そして、ギルド受付員の少女に、続けて口を開いた。
「冒険者志望の人材の提供をな」
隣に立つミリアの背をとんと叩く。
目をぱちくりとさせたミリアは、俺の考えに気付いたのか、アドリブ全開でしどろもどろになりながらお辞儀をした。
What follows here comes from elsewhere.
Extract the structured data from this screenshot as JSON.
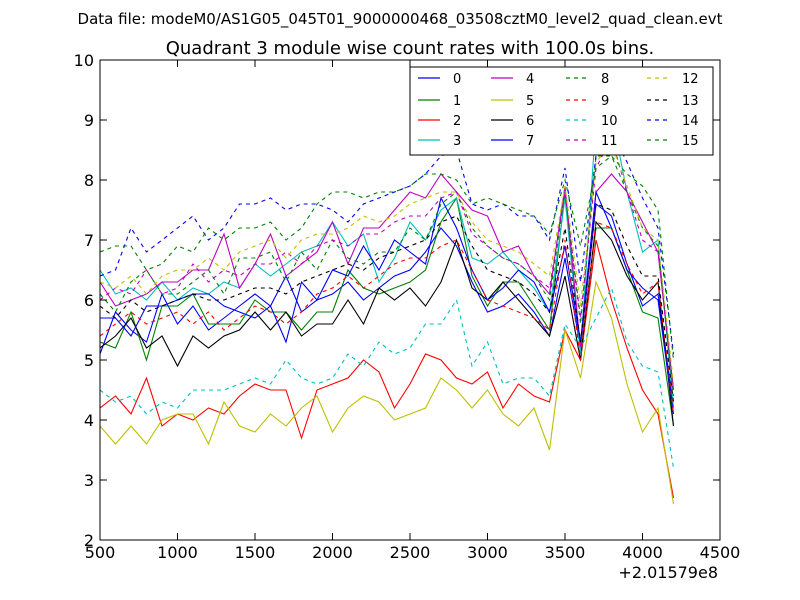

「私、冒険者志望なんです。それで、ローガンさんにお会いできればと……」
「冒険者ギルドに所属するんですか!?あなたが!?」
大声で叫んだ少女は、すぐに自らの失言に気付いて口をぎゅっと引き結んだ。
「し、失礼しました……そうですよね、魔剣商人さんに付き添っているとなれば、戦いの実力も相当なものですよね」
ミリアが魔剣商人である俺の護衛、という認識に転換されたのだろう。
……魔女との取引を成すためには、全て致し方ないことだ。
ミリア自身が覚悟したならば、俺がとやかく言う筋合いはない。
「はいはーい。オレも少年の護衛ね。で、お話し中の所悪いんだけど、手続きお願いできない?」
そこで、ヴェイルが俺の後ろでびしっと手をあげた。
少女へと近づいて証明書の再発行をお願いしている。
「再発行となると……半月ほどかかってしまうんですが、それでもよろしいですか?技能試験等も受験して頂くことになるんですが……」
「やっぱりそうなるよねぇ。お兄さん泣きそう」
と、しばし悩んだ後。
「Dランクの冒険者の試験受けた方が早い?」
それを聞いた少女の目が、驚きで大きくなる。
「それだと新米冒険者の証明書になるんですけど―――」
「ああー問題ないよー。早めに冒険者としての証明書欲しいし。Dランクの試験って簡単な試験だから、そっちの方が色々と都合がいいかなーって」
「ほ、本当にですか!?上位ランクの特典を全て失うことになるんですよ!?」
「まあ高額の依頼提供とかが無くなっちゃうのはちょっと惜しいけども――」
そこで、ヴェイルはやる気のなさそうな目をこちらに向けた。
「良い就職先見つかったしね」
……それは、どういう意味で?
ニコニコとしながら俺の肩に手を置いてきたおっさんは、一言。
「何かと居心地良いから、本日から魔剣商人の傭兵として活動しようかなって?」
「却下」
「少年、死んだ目で言い切らないでくれる?お兄さん傷つくぞー?」
お断りに決まってるだろうが、この碌でなしのおっさんが。
「いいから早く金を――」
金の催促をしようとしたところで、ぽん、と俺の肩に誰かの手が置かれた。
てっきりミリアが俺を窘めようと手を置いたのかと思ったが、振り向いて嫌悪を隠しきれなかった。
「よぉ、魔剣商人さんよ?」
冒険者と思しき四人組の一人が、俺の肩に手を置いて下卑た笑みを浮かべていたからだ。